Atiku Abubakar, the candidate of the Peoples Democratic Party (PDP) in the last presidential election, has responded to President Bola Ahmed Tinubu’s assertion that he cannot prevent the release of his academic records from Chicago State University (CSU) by invoking privacy laws.
Atiku, in his reply to Tinubu’s objection to the order issued by Magistrate Judge Jeffrey Gilbert, maintained that Tinubu’s objection lacked merit and was incompetent.
The former Vice President argued that all the objections raised by Tinubu against the execution of the magistrate court’s lawful order had been addressed by Justice Gilbert after hearing both parties.
Recalling that on September 19, the court had ruled in favor of Atiku’s application for discovery, outweighing Tinubu’s plea for privacy protection under the law.

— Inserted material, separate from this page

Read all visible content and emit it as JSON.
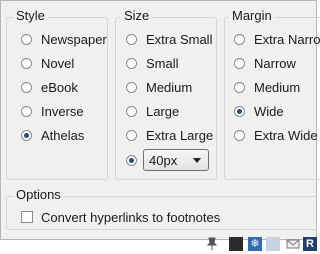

Tinubu had cited various grounds for denying Atiku’s request, including privacy concerns and U.S. law regarding the disclosure of academic records. However, Justice Gilbert pointed out the merit in Atiku’s case, which pertains to Tinubu’s eligibility for the 2023 presidential election, which he won.
Not satisfied with the ruling, Tinubu had requested a Federal High Court, presided over by Judge Nancy Maldonado, to postpone the enforcement of the order until September 25, when he would formally submit his objection.
During Monday’s proceedings, Tinubu argued that the order violated his right to privacy and breached U.S. law regarding the release of academic records. He specifically claimed that what Atiku sought was intrusive, as educational records are private and protected under the Federal Educational Records and Privacy Act (FERPA).
In response, Atiku argued that the law of privacy invoked by Tinubu to prevent the release of his academic records was not relevant or tenable in this case. Atiku’s lawyer, Angela Liu, emphasized that FERPA and similar state laws do not establish an independent privilege for educational records and cannot be used as a shield against a court-issued subpoena.
Atiku further pointed out that Tinubu could not assert protection when he had already placed his educational records in question. He mentioned that Tinubu’s records had been introduced into Nigerian proceedings, including by Tinubu himself, and widely publicized in the media.
Asserting the need for Tinubu’s disputed academic records to be released, Atiku noted that a mechanism exists in the Supreme Court of Nigeria to admit fresh evidence, citing Supreme Court Order 2, which outlines the procedure for presenting additional evidence.
In conclusion, Atiku requested that the objections be overruled entirely and that an order be issued for the production of documents by October 2, 2023, and a deposition scheduled by October 3. This timeline would allow for the evidence obtained through discovery to be sent to Nigeria and submitted to the Supreme Court by October 5, in accordance with the intentions of Atiku’s Nigerian counsel.